Fin décembre, l’analyste FoLicht a confirmé son anticipation de déficit mondial sur la campagne sucrière en cours, d’octobre 2021 à septembre 2022, à 3,4 Mt. Après deux campagnes précédentes ayant déjà réduit les disponibilités de 5,2 Mt, cela conduirait à des stocks mondiaux, fin septembre 2022, de 68 Mt. Cela paraît beaucoup, mais ne correspond qu’à 37 % de la consommation mondiale annuelle : le plus bas niveau de réserve en sucre depuis 10 ans.
Néanmoins, depuis la mi-décembre, les spéculateurs se désengagent du marché. Ils restent massivement acheteurs-nets (de plus de 4 Mt), mais dans une proportion deux fois moindre que fin novembre (quasiment 8 Mt). Cette baisse est courante en fin-décembre et début-janvier, et les semaines à venir permettront de voir si cela traduit une réelle orientation de leur part, ou un simple ajustement conjoncturel. On peut déjà néanmoins noter que cette division par deux de leur position à l’achat ne s’est traduite que par une perte de 1,5 à 2 cts/lb. Le sucre brut reste autour de 18 cts/lb, tenu par les prix du pétrole et de l’éthanol notamment.
Côté européen, la plupart des analystes anticipent des surfaces de semis de betteraves, pour 2022, stables, voire en légère baisse par rapport à 2021, malgré la bonne tenue des prix spots (autour de 550 €/t sortie usine française). Mais les délais dans la transmission des signaux de prix aux planteurs, propres à la filière et amplifiés par la faible corrélation entre le prix du spot et les ventes de sucre effectivement contractées, limitent l’attrait de la betterave face à des cultures alternatives en grande forme.

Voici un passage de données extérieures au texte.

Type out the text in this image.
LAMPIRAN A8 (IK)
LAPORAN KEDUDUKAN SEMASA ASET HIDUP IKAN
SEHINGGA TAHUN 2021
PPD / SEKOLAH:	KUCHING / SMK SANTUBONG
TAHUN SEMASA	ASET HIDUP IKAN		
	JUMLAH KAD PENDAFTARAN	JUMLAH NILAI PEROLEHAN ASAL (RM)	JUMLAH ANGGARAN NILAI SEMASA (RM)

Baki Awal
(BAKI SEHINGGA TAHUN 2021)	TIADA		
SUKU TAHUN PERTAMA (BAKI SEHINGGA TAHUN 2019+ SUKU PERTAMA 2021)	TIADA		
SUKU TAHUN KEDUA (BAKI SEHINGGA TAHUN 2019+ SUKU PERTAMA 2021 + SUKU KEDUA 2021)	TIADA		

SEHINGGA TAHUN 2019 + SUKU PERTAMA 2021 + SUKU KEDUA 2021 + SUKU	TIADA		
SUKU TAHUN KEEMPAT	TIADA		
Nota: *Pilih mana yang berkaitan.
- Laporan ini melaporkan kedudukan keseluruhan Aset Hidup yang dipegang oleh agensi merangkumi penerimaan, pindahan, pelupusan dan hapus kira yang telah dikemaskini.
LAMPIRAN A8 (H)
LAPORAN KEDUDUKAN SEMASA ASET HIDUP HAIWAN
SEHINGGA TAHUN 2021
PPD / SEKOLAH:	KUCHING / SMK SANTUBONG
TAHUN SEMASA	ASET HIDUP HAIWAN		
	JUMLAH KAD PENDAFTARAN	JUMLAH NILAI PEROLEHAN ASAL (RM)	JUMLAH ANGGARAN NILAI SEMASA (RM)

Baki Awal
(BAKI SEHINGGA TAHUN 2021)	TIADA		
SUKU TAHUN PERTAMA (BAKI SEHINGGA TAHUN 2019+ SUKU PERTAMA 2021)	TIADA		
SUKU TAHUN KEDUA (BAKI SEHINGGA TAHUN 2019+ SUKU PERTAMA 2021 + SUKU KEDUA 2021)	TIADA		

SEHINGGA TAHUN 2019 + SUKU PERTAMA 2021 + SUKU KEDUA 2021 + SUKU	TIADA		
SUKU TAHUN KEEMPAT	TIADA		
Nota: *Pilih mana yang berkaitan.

En cas de surface similaire à l’an passé, l’Union européenne devrait, une fois de plus, être déficitaire en sucre sur la campagne 2022-2023, sauf à ce que le rendement moyen européen dépasse de plus de 11 % son rendement moyen quinquennal, ce qui est extrêmement peu probable.
Dans le contexte actuel du marché mondial, et des prix du fret qui restent robustes, les prix européens devraient donc rester fermes. C’est d’autant plus vrai que l’éthanol se tient bien. Alors que beaucoup craignaient que la reprise de la Covid-19 dans l’Union ait un nouvel effet baissier sur l’éthanol, il s’est montré très résistant. Pour la première fois, la reprise épidémique n’a pas fait trembler le cours de l’éthanol carburant, qui reste au-dessus de 80 €/hl, même sur les échéances de l’automne prochain. De telles valeurs correspondent à un équivalent sucre autour de 500 €/t, ce qui est de nature à favoriser ce débouché : on estime qu’environ 23 % des betteraves françaises, tout juste arrachées, seront utilisées à cette fin.